The 10-year anniversary of the Sept. 11 attacks is generating a lot of conversations these days, random inquiries from all angles like “Where were you when you heard the news?” and “How did it affect your life?” and “Do you think it could happen again?” and so on.
Our answers are as varied as we are. I was carpooling kids to school and heard something strange on the radio. Like millions of other American, I went home, switched on the TV and, over the course of the next few hours, didn’t leave. Couldn’t leave. The spectacle unfolded like a slow-motion horror film.
When the second plane hit the second tower, our innocence bled away. Up to that point, we managed to hold onto the belief that this might be a colossal mistake, that somehow this surreal event was unfolding somewhere else and it really wasn’t intentional, even though the television broadcasters were starting to jump to that conclusion. The garbled, bewildering announcements of another plane plowing into a Pennsylvanian cornfield and yet another crashing into the Pentagon still didn’t register, as though our childlike brains wanted to make some sense out of the madness and believe we could still wake up the next day and there’d be a logical explanation for it all.
Then the second plane hit. And we knew. Our country was under attack, and we didn’t know what the bad guys looked like, who they were. We were facing sniper fire, and we didn’t know which way to turn. All we knew was that something inconceivably evil was going on, and we were in the crosshairs.
Ten years later we’re still licking wounds, still trying to make sense of it. And we can’t, because when someone sucker punches you and then goes scuttling away into oblivion like a yellow-bellied coward, it’s hard to know where to turn your anger. Or sorrow.
So yeah, we’ve changed. We’re trying to be smarter. We’re trying to plug up the holes. Take a plane ride if you think otherwise. Millions of people stand in long lines going through ridiculous but necessary calisthenics every day to preserve the hazy belief that flying is still a safe way to travel. Carry a backpack into a concert, or a large purse into a government building and you’d better be ready for a scan. That’s just the way we live now.
So, how did it affect my life? After a couple of shell-shocked days, I pulled out the vacation photos from my family’s visit to Manhattan a few years before 2001. We spent 10 glorious days in an apartment on the border of Central Park, visiting every venue we could cram into our schedule.

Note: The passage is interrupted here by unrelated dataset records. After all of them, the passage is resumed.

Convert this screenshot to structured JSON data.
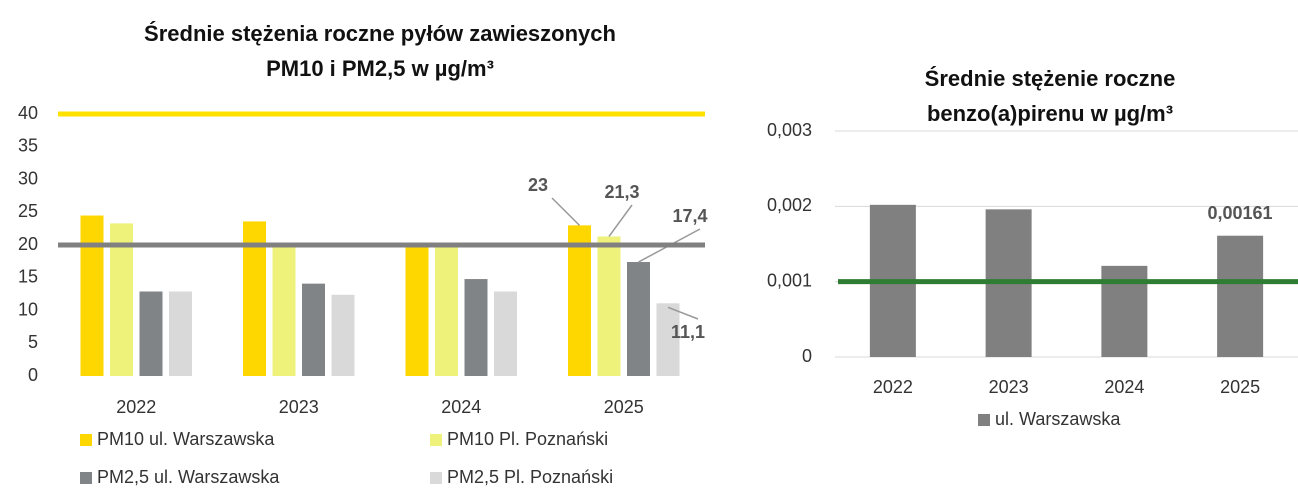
{
  "chart_data": [
    {
      "type": "bar",
      "title": [
        "Średnie stężenia roczne pyłów zawieszonych",
        "PM10 i PM2,5 w µg/m³"
      ],
      "categories": [
        "2022",
        "2023",
        "2024",
        "2025"
      ],
      "series": [
        {
          "name": "PM10 ul. Warszawska",
          "color": "#ffd700",
          "values": [
            24.5,
            23.6,
            20,
            23
          ],
          "value_labels": [
            null,
            null,
            null,
            "23"
          ]
        },
        {
          "name": "PM10 Pl. Poznański",
          "color": "#eef27a",
          "values": [
            23.3,
            20,
            20,
            21.3
          ],
          "value_labels": [
            null,
            null,
            null,
            "21,3"
          ]
        },
        {
          "name": "PM2,5 ul. Warszawska",
          "color": "#808487",
          "values": [
            12.9,
            14.1,
            14.8,
            17.4
          ],
          "value_labels": [
            null,
            null,
            null,
            "17,4"
          ]
        },
        {
          "name": "PM2,5 Pl. Poznański",
          "color": "#d9d9d9",
          "values": [
            12.9,
            12.4,
            12.9,
            11.1
          ],
          "value_labels": [
            null,
            null,
            null,
            "11,1"
          ]
        }
      ],
      "reference_lines": [
        {
          "value": 40,
          "color": "#ffe100"
        },
        {
          "value": 20,
          "color": "#808080"
        }
      ],
      "ylim": [
        0,
        40
      ],
      "yticks": [
        0,
        5,
        10,
        15,
        20,
        25,
        30,
        35,
        40
      ],
      "grid": false
    },
    {
      "type": "bar",
      "title": [
        "Średnie stężenie roczne",
        "benzo(a)pirenu w µg/m³"
      ],
      "categories": [
        "2022",
        "2023",
        "2024",
        "2025"
      ],
      "series": [
        {
          "name": "ul. Warszawska",
          "color": "#808080",
          "values": [
            0.00202,
            0.00196,
            0.00121,
            0.00161
          ],
          "value_labels": [
            null,
            null,
            null,
            "0,00161"
          ]
        }
      ],
      "reference_lines": [
        {
          "value": 0.001,
          "color": "#2e7d32"
        }
      ],
      "ylim": [
        0,
        0.003
      ],
      "yticks": [
        0,
        {
          "value": 0.001,
          "label": "0,001"
        },
        {
          "value": 0.002,
          "label": "0,002"
        },
        {
          "value": 0.003,
          "label": "0,003"
        }
      ],
      "grid": true
    }
  ]
}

Grimly I studied the photos we took from the visitor’s platform atop of one of the Twin Towers. It overlooked the acres of gigantic buildings of that metropolis, so alien to this non-citified gal. “Concrete canyons” my kids called them. From the Staten Island Ferry, from Battery Park, from the Statue of Liberty’s crown we beheld the stunning skyline. I stared at the photos of the kids taken on the ferry. My goal that day was to get their smiles. But behind them is a perfect Manhattan skyline, complete with two tall towers now no longer there.
But if that’s where the memories end, we’ve missed the point. Because after the attack, I also remember hanging out my flag every day for weeks. I remember a fierce pride in my country stirring inside me, something I hadn’t felt in a while. I recall songs and plays and programs about this country and its great ability to recover. This country’s history is one long record of recoveries. It’s what we do. We’re survivors who know how to roll and get up again.
This 10th anniversary reminds me I need to repent. I’ve become too complacent, too easily annoyed by petty politics. That distraction carves into my loyalty to this country, but I shouldn’t let it. Instead, I should pay more attention. Volunteer more. Pray more for my country. And participate. Be proactive, not reactive. Be part of the solution, not the problem. We have plenty of those, for sure. But I think I stand with a vast majority when I declare that, despite all its challenges, I’d still rather live in this country than any other place on earth.
We got battered, but not beaten. The best response to that is to get back up, shake off the dust, and get on with a life well lived. It’s a freedom we must never give up.